The Race at Work Charter employer signatories have increased from 85 to more than 190 since its launch in October 2018. More employers need to commit to actions against the charter principles of leadership, capturing data and publishing, zero tolerance on racial harassment and bullying, all managers engaged in promoting equality and supporting the progression of BAME talent.

There has been a small increase in employers voluntarily publishing their ethnicity and pay gap: 63 per cent are capturing data and 31 per cent are publishing their data. We need more employers to do this and to publish their action plans that outline how they plan to tackle their pay gap.

Of the employers surveyed, 97 per cent said that they had a zero-tolerance policy on racial harassment and bullying but only 45 per cent had conducted a review into bullying and harassment. With the Race at Work 2018 survey showing that BAME employers had experienced or witnessed bulling and harassment from their managers in the past two years, more employers need to conduct reviews. These should include engagement with customers and clients, as there was an increase in BAME employees reporting bullying and harassment from customers and clients to BITC from 2015 to 2018.

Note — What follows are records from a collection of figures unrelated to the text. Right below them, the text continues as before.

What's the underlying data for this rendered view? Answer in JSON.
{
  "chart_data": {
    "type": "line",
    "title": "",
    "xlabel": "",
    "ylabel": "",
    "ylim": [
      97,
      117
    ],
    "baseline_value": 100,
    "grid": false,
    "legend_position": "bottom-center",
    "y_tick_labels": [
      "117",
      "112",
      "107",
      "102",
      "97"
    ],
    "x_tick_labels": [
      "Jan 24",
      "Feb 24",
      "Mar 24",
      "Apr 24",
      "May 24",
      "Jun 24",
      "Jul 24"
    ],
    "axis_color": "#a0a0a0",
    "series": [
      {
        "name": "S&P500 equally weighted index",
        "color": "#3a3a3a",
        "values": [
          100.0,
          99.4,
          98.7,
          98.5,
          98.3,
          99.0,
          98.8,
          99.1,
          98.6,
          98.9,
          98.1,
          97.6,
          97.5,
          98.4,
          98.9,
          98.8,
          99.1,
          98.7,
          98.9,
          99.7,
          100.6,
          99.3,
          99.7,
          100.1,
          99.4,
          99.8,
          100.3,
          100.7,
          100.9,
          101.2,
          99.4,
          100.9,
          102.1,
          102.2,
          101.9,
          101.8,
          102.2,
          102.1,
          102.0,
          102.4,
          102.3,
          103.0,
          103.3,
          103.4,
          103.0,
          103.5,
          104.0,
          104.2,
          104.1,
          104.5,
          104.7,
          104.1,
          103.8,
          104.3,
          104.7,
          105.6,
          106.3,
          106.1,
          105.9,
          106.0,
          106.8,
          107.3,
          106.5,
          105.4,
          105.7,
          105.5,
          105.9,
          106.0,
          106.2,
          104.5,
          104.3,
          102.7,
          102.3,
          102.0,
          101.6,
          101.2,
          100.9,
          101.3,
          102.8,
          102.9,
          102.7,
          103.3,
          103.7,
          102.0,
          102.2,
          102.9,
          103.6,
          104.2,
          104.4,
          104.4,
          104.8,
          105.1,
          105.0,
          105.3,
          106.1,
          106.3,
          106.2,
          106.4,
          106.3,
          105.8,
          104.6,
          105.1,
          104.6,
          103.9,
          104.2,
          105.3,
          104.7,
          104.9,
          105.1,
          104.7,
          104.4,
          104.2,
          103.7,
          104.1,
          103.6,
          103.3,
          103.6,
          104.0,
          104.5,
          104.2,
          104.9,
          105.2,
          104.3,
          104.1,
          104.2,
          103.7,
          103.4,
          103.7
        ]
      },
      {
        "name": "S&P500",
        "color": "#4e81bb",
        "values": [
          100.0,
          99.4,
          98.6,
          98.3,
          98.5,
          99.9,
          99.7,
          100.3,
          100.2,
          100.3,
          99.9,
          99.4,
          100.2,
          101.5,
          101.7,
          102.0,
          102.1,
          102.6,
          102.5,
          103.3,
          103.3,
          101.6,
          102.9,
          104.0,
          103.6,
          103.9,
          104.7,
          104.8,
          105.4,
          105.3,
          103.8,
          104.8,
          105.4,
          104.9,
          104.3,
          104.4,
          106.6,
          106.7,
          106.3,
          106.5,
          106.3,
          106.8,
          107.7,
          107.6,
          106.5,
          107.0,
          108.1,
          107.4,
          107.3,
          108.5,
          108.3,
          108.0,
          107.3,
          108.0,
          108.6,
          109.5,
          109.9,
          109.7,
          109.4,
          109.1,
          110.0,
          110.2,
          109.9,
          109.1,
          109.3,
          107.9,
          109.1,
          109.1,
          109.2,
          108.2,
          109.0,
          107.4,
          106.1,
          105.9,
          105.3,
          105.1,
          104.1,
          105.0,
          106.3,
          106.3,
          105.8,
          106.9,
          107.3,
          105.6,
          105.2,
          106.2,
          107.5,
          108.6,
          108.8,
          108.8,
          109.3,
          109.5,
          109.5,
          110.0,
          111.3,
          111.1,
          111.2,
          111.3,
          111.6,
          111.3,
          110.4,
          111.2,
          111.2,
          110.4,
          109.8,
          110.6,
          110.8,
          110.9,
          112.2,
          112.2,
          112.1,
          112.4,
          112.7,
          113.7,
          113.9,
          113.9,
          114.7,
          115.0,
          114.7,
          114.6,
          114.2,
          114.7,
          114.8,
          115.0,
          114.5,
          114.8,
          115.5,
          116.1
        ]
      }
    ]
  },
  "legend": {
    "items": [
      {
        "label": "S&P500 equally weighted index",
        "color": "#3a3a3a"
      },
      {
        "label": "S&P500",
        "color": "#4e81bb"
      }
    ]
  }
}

We are calling on employers to: get more leaders engaged; capture and publish data; build a culture of inclusion; and get line mangers engaged and progressing BAME talent.

We are also calling on more local authorities, universities, retail, tech, recruitment and other sectors who have low representation as charter signatories to sign up for the charter and take action to ensure their workplaces are ones in which all talent thrives.

We will spotlight some of the additional quotes from leaders and stories of impact linked to the charter principles throughout October.